About this Medium Publication
“It has been painful to me, in many ways, to recall the dreary years I passed in bondage. I would gladly forget them if I could. Yet the retrospection is not altogether without solace; for with those gloomy recollections come tender memories of my good old grandmother, like light, fleecy clouds floating over a dark and troubled sea.”
— Harriet Jacobs, Incidents in the Life of a Slave Girl (1861)
In Incidents in the Life of a Slave Girl, Harriet Jacobs throws the reader into stark un-relief. Here is a story of enslavement and fugitivity; a continued scene of terror predicated on extracting black women’s unique labor, even while it refused the possibility black female sentience. A violence of the body and the psyche, slavery tried its might to render black women into flesh. Consequently, Jacobs paints a picture of a wide violence with few exits. Freedom, even when “achieved” through self-manumission is tenuous, ephemeral, shaky. Throughout this slave narrative, one of few psychic furloughs is family and kinship. Yes, Jacobs might be confined to a coffin-like garret for seven years, but from that incarceration is a peephole through which she watches her children grow.
In WGS/AAAS 136: Black Feminist Thought, we ask how black women’s lives and histories are consequential to meanings of freedom, belonging, and democracy.

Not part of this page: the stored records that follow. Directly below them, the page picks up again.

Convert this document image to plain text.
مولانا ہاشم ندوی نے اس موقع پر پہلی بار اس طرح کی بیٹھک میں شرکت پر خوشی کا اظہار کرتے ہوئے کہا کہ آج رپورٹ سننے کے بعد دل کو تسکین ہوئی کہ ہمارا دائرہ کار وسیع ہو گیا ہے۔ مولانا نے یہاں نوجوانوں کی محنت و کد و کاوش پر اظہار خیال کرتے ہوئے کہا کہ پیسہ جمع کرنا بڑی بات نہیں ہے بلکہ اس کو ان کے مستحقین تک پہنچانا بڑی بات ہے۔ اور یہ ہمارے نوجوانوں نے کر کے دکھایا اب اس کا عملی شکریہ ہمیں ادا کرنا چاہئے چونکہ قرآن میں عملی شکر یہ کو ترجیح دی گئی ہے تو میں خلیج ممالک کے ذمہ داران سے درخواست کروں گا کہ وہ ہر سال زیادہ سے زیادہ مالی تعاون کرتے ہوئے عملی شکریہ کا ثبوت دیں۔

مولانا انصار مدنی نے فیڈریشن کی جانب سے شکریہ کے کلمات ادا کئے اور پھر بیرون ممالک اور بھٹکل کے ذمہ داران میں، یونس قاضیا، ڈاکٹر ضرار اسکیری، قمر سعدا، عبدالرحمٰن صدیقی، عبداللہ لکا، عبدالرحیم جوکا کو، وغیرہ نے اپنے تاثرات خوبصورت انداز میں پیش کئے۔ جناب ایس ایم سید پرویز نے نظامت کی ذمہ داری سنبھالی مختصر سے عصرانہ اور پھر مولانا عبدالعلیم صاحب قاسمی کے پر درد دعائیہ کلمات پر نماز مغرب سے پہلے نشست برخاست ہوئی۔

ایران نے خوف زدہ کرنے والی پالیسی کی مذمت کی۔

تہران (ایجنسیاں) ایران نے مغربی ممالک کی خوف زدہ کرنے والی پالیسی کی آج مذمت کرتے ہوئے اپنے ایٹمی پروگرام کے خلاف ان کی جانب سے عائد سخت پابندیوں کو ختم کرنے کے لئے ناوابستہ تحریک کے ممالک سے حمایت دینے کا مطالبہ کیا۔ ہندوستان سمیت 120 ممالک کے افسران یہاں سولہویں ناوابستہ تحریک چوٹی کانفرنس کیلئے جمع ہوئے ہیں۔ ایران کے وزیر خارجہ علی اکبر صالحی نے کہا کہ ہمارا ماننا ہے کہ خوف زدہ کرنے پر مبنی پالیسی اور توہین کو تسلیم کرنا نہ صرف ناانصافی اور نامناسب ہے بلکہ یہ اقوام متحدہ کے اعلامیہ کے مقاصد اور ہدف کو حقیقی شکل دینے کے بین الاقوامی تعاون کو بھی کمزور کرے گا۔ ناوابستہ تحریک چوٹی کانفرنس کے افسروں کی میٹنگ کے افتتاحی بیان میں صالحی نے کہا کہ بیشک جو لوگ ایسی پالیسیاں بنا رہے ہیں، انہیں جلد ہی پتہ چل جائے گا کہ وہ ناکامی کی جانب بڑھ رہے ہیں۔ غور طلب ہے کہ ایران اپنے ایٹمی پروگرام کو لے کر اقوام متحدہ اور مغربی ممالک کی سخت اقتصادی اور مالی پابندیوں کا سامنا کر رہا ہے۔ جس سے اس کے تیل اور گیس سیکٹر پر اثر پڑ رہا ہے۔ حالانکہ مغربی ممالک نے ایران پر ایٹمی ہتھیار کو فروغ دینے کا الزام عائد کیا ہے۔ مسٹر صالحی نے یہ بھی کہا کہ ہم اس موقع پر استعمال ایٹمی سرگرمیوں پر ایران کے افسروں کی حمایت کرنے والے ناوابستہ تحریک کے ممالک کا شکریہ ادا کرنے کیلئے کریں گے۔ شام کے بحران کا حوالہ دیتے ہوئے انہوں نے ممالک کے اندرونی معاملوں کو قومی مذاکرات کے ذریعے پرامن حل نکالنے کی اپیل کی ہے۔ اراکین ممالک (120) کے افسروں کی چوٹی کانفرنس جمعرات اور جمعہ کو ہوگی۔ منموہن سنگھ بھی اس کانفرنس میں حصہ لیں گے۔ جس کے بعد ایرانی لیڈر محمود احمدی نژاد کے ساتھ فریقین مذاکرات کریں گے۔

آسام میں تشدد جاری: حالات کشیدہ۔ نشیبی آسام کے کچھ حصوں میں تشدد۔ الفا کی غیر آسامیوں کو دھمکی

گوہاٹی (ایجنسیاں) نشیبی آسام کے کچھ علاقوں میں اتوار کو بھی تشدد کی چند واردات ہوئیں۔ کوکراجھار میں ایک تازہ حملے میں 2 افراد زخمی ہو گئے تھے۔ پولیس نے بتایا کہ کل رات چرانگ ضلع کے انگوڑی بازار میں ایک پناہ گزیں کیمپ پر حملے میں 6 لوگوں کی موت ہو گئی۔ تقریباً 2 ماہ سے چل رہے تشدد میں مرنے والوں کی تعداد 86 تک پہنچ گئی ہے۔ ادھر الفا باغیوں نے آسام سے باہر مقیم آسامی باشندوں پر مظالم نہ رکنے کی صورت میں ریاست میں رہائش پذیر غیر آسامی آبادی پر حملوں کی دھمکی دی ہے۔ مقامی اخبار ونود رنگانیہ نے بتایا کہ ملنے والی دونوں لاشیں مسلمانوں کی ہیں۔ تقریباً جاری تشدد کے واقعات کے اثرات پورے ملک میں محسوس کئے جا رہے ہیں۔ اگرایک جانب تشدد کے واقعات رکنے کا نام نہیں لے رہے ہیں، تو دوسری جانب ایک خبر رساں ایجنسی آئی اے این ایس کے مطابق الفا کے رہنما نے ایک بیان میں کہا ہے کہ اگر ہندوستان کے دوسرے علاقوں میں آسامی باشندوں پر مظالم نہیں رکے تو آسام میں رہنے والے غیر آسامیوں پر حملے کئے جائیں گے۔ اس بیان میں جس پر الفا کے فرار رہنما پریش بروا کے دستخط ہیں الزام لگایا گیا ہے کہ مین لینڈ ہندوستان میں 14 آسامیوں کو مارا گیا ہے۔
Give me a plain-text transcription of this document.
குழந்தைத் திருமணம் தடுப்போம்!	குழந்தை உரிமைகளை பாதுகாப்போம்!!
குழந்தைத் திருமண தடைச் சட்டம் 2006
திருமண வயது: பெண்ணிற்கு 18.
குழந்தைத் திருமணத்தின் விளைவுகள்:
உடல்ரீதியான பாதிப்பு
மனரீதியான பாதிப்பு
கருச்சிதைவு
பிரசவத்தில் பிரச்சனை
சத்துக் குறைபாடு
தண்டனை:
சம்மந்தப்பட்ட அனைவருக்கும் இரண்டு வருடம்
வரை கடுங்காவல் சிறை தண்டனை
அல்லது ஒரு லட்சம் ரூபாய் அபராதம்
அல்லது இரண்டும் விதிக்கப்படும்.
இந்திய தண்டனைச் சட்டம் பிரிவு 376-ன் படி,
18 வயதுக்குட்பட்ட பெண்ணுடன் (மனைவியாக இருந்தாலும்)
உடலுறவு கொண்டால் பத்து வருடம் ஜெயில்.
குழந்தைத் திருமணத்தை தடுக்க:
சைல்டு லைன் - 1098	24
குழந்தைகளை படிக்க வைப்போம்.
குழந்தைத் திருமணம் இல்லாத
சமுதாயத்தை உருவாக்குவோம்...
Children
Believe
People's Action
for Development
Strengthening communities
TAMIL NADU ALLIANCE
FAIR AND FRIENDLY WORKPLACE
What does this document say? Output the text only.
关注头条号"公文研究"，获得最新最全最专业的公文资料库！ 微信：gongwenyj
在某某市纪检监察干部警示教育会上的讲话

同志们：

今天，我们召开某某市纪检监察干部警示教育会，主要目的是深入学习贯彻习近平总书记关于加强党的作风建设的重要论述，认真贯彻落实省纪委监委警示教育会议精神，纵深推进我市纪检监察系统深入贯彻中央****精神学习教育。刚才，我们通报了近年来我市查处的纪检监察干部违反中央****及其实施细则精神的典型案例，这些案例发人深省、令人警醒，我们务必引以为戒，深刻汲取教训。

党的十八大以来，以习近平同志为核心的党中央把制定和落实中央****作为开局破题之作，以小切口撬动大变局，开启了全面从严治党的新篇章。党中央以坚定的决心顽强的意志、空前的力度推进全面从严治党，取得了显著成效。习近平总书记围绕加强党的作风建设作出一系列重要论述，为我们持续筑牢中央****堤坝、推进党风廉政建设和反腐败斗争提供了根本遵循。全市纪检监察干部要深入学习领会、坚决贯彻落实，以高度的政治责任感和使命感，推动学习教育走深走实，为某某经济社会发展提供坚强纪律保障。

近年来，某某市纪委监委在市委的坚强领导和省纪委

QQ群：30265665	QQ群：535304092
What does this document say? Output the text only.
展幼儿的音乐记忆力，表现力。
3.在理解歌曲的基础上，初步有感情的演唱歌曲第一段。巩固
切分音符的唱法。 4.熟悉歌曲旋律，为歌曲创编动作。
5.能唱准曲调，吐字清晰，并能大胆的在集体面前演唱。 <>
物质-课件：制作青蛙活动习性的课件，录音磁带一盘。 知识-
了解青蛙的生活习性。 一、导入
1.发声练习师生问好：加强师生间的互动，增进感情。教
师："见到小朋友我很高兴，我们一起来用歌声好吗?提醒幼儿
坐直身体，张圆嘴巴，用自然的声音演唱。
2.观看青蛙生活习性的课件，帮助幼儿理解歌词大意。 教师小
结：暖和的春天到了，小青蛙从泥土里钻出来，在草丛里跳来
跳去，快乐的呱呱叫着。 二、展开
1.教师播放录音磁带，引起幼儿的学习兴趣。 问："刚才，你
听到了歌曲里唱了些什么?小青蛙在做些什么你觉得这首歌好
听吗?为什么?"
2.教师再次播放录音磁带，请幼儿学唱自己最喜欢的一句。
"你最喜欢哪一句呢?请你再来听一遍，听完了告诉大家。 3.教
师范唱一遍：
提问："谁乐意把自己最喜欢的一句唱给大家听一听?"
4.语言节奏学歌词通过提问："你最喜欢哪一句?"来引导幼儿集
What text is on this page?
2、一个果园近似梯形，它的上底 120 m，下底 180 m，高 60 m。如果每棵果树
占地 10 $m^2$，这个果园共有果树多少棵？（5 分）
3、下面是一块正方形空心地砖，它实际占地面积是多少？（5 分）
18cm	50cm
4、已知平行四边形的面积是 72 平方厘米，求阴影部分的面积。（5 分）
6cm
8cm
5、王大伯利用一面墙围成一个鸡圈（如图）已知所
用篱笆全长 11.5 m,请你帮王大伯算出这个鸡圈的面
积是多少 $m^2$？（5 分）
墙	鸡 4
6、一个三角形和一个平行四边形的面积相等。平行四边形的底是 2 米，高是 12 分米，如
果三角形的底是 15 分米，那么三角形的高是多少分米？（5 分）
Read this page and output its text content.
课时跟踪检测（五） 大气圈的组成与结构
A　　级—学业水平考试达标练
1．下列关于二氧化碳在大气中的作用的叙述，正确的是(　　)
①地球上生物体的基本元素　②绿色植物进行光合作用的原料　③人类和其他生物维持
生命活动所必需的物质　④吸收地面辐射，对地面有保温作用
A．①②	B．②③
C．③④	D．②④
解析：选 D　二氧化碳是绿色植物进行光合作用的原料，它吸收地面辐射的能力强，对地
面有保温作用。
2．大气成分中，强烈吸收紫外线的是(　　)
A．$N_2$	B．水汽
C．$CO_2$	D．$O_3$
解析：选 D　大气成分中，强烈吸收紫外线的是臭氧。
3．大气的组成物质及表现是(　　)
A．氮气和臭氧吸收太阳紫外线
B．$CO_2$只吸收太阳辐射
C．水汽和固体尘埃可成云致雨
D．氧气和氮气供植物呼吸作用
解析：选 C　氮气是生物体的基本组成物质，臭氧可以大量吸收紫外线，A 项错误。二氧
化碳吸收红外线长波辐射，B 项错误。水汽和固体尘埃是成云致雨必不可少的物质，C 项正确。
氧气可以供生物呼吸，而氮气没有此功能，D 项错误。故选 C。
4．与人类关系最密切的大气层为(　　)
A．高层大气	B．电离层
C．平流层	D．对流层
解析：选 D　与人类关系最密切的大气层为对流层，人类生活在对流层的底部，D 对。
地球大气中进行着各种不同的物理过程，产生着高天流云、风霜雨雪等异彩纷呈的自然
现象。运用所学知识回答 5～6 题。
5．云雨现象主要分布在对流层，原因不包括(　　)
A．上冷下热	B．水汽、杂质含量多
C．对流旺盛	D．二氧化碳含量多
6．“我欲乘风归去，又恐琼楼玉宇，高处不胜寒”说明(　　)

We do not turn away from the fact that violence against black women has been part and parcel of nation-making. For this knowledge project, as Morrison has written about literary canons, “everyone has skin in the game.”
This Medium Publication is evidence of that skin.
After a semester of engagement with black feminist theories, I asked my students to offer their own critical rendering by applying black feminist theories to a topic or question that is urgent for them. What is missing from the syllabus? Make it available to an audience bigger than the professor and her two (wonderful) TAs.
These students’ work ranges in terms of breadth and scope. Their posts are an attempt to extend their own critical offering to the field. This collection is an index of ongoing questions, topics, and theoretical queries that remain at our semester’s end.
As a class, we read Jacobs’ Incidents in the Life of a Slave Girl early in the semester and it framed our work over the next few months. Black women’s history is shaped by violence and captivity, yes. But tenderness, sweetness, and joy have a seat at the table too. Jacobs teaches us that we must reckon with the troubled sea while we tilt our heads upward — lest we miss the fleecy clouds.